CHAPTER XXIV—THE DOWNFALL OF KING CAUCUS
Marionette madison is withdrawn from the White House boards at the close of his second term. Jefferson, working the machinery from Monticello, replaces him with Marionette Monroe. It is now Aaron begins his war on the system of Congressional nomination—a system which has obtained since the days of Washington. He writes to Alston:
“Our Virginia junta, beginning with Washington, owning Adams, and controlled by Jefferson, having had possession of the Government for twenty-four years, consider the nation their property, and by bawling, ‘Support the administration!’ have so far succeeded in duping the public. The moment is auspicious for a movement which in the end must break down this degrading system. The best citizens all over the country are impatient of the Virginia rule, and the wrongs wrought under it. Its administrations have been weak; offices have been bestowed merely to preserve power, and without a smallest regard for fitness. If, then, there be in the country a man of firmness and decision and standing, it is your duty to hold him up to public view. There is such a man—Andrew Jackson. He is the hero of the late war, and in the first flush of a boundless popularity. Give him a respectable nomination, by a respectable convention drawn from the party at large, and in the teeth of the caucus system—so beloved of scheming Virginians—his final victory is assured. If it does not come to-day, it will come to-morrow; for ‘caucus,’ which is wrong, must go down; and ‘convention,’ which is right, must prevail. Have your legislature pass resolutions condemning the caucus system; in that way you can educate the sentiment of South Carolina, and the country, too. Later, we will take up the business of the convention, and Jackson’s open nomination.”

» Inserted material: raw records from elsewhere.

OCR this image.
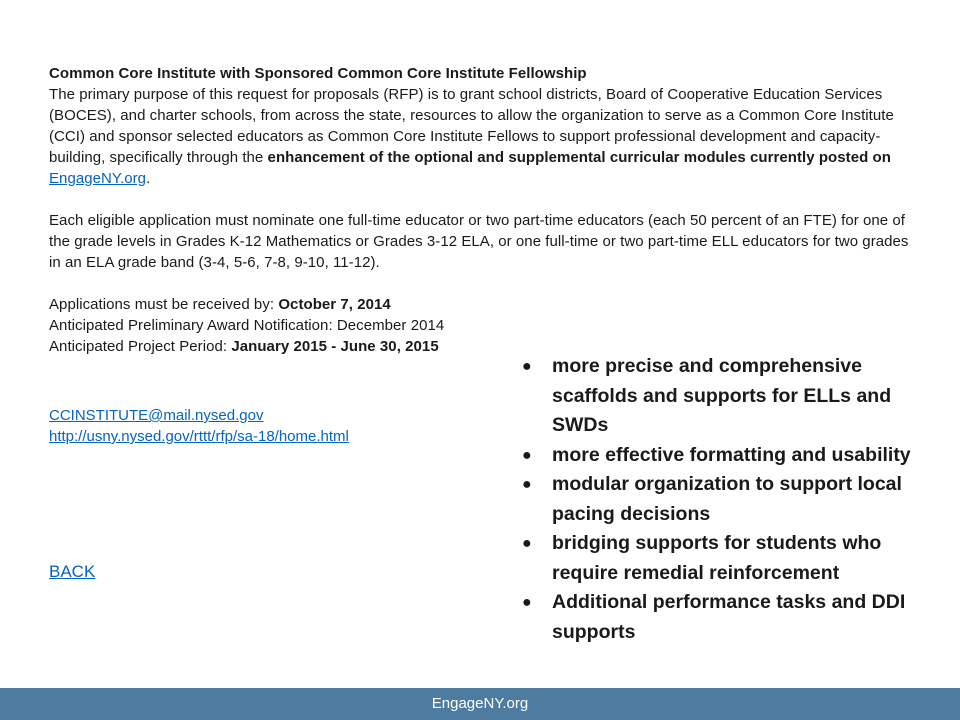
Common Core Institute with Sponsored Common Core Institute Fellowship

The primary purpose of this request for proposals (RFP) is to grant school districts, Board of Cooperative Education Services (BOCES), and charter schools, from across the state, resources to allow the organization to serve as a Common Core Institute (CCI) and sponsor selected educators as Common Core Institute Fellows to support professional development and capacity-building, specifically through the enhancement of the optional and supplemental curricular modules currently posted on EngageNY.org.

Each eligible application must nominate one full-time educator or two part-time educators (each 50 percent of an FTE) for one of the grade levels in Grades K-12 Mathematics or Grades 3-12 ELA, or one full-time or two part-time ELL educators for two grades in an ELA grade band (3-4, 5-6, 7-8, 9-10, 11-12).

Applications must be received by: October 7, 2014

Anticipated Preliminary Award Notification: December 2014

Anticipated Project Period: January 2015 - June 30, 2015

CCINSTITUTE@mail.nysed.gov
http://usny.nysed.gov/rttt/rfp/sa-18/home.html
BACK
● more precise and comprehensive scaffolds and supports for ELLs and SWDs
● more effective formatting and usability
● modular organization to support local pacing decisions
● bridging supports for students who require remedial reinforcement
● Additional performance tasks and DDI supports
EngageNY.org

Aaron writes in similar strain to Major Lewis, Jackson’s neighbor and man of politics in Tennessee. He winds up his letter with this:
“Jackson ought to be admonished to be passive; for the moment he is announced as a candidate, he will be assailed by the Virginia junta with menaces, and those failing, with insidious promises of boons and favors.”
On the back of this anti-caucus, pro-convention letter-writing, that his candidate Jackson may have a proper début, Aaron pulls a Swartwout string, pushes a Van Ness button. At once the obedient Bucktails proffer a dinner in Jackson’s honor. The hero accepts, and comes to town. The town is rent with joy; Bucktail enthusiasm, even in the cider days and nights of Martling, never mounted more wildly high.
Aaron, from his back parlor in the old Jay house, directs the excitement. It is there Jackson finds him.
“I shall not be at the dinner, general,” says Aaron; “but with Van Buren and Davis and Van Ness and Ogden and Rutgers and Swart-wout and the rest, you will find friends and good company about you.”